Mahkemece yapılan araştırma ve inceleme hüküm kurmaya yeterli değildir. Şöyle ki; 6831 Sayılı Yasanın 11/1. maddesinde “orman kadastro komisyonlarınca sınırlama ve 2. maddeye göre orman sınırları dışına çıkarma işlemlerine karşı …. hak sahibi gerçek ve tüzel kişilerin altı aylık askı ilan süresi içinde kadastro mahkemesinde itiraz edebilecekleri” hükmü bulunduğu, yasa metninde geçen “hak sahibi” yada “sahiplik” kavramından ne anlaşılması gerektiği, orman kadastrosunun yapıldığı tarihte yürürlükte bulunan ve bu davada uygulanması gereken 02.09.1986 tarihli Resmi Gazetede yayımlanan Orman Kadastro Yönetmeliğinin 20/j ve 21. maddeleri ile dava sırasında 15.07.2004 tarihli Resmi Gazetede yayımlanıp yürürlüğe giren Orman Kadastro Yönetmeliğinin 23/j ve 24. maddesinde açıklanmış olduğundan herhangi bir belgeye dayanmayan ya da orman kadastro tutanağının düzenlendiği tarihe kadar 3402 Sayılı Yasanın 14. maddesinde yazılı koşulları taşımayan davacı zilyetliğinin (somut olayda davacının taşınmaz üzerindeki zilyetliği 1994-1995 yıllarından itibaren 9-10 yıl olduğu bildirilmiştir.) korunmaya değer ve yasada öngörülen “hak sahibi” olmaya ve dolayısıyla davacı kişiye orman kadastrosuna itiraz davası açma konusunda aktif davacı olma sıfatı vermez.
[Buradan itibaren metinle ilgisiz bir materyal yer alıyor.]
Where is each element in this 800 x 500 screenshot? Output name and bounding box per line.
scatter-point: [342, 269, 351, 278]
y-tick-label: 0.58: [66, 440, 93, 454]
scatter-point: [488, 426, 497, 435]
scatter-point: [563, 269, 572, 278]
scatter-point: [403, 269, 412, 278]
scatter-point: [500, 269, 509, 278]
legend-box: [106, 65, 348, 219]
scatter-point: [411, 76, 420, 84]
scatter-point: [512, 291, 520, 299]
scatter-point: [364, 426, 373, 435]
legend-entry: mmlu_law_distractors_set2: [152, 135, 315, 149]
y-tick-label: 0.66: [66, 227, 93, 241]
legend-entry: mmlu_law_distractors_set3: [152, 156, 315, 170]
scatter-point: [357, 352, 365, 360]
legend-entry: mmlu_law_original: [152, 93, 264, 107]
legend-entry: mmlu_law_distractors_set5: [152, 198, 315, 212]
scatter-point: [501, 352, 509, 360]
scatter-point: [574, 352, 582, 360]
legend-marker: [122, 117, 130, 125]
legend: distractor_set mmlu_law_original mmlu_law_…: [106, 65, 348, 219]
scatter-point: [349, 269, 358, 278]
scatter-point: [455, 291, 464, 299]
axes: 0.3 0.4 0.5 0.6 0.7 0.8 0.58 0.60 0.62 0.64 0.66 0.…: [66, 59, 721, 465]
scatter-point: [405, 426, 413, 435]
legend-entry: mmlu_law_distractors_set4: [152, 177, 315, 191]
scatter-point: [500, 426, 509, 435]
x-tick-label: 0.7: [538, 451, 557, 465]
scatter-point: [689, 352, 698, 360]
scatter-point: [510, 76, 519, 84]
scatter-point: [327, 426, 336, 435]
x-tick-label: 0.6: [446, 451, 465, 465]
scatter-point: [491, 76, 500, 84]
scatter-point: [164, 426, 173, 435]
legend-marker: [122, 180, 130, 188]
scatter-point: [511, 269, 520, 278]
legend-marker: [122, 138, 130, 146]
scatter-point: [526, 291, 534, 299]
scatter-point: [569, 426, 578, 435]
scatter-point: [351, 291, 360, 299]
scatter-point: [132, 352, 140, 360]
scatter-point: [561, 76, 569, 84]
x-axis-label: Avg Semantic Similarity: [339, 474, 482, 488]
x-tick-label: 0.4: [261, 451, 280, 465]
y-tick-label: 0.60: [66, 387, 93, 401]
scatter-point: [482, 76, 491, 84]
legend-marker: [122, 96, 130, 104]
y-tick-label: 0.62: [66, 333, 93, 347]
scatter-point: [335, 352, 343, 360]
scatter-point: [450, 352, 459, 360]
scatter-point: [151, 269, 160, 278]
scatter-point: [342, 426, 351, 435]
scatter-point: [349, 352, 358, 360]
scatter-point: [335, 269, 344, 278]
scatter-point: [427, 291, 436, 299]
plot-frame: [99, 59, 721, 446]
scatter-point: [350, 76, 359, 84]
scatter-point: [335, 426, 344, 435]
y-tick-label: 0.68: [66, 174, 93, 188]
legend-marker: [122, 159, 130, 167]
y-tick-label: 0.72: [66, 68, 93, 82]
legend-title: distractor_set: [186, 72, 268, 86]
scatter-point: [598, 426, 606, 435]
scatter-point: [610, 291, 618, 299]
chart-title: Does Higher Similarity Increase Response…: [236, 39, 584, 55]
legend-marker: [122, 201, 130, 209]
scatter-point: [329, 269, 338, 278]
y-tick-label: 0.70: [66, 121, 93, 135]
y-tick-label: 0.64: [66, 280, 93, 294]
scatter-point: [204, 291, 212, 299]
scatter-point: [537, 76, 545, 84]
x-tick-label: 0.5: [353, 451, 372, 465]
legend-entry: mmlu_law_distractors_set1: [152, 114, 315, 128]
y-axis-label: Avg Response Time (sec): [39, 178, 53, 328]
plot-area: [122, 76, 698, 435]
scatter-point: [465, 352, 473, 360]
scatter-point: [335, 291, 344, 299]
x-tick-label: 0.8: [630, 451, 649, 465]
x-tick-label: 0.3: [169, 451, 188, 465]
Her ne kadar, mahkemece yapılan araştırma ve inceleme yetersiz ise de, davacının aktif dava ehliyeti bulunmadığından bu husus ayrıca bozma nedeni yapılmamıştır. Bu nedenle, husumet nedeniyle davanın reddine karar verilmesi gerekirken yazılı şekilde hüküm kurulması usul ve yasaya aykırıdır.
SONUÇ: Yukarıda açıklanan nedenlerle; davalı … Yönetiminin temyiz itirazlarının kabulü ile hükmün BOZULMASINA, bozma nedenine göre diğer yönlerin incelenmesine şimdilik yer olmadığına, peşin alınan temyiz harcının istek halinde iadesine 30/04/2007 günü oybirliği ile karar verildi.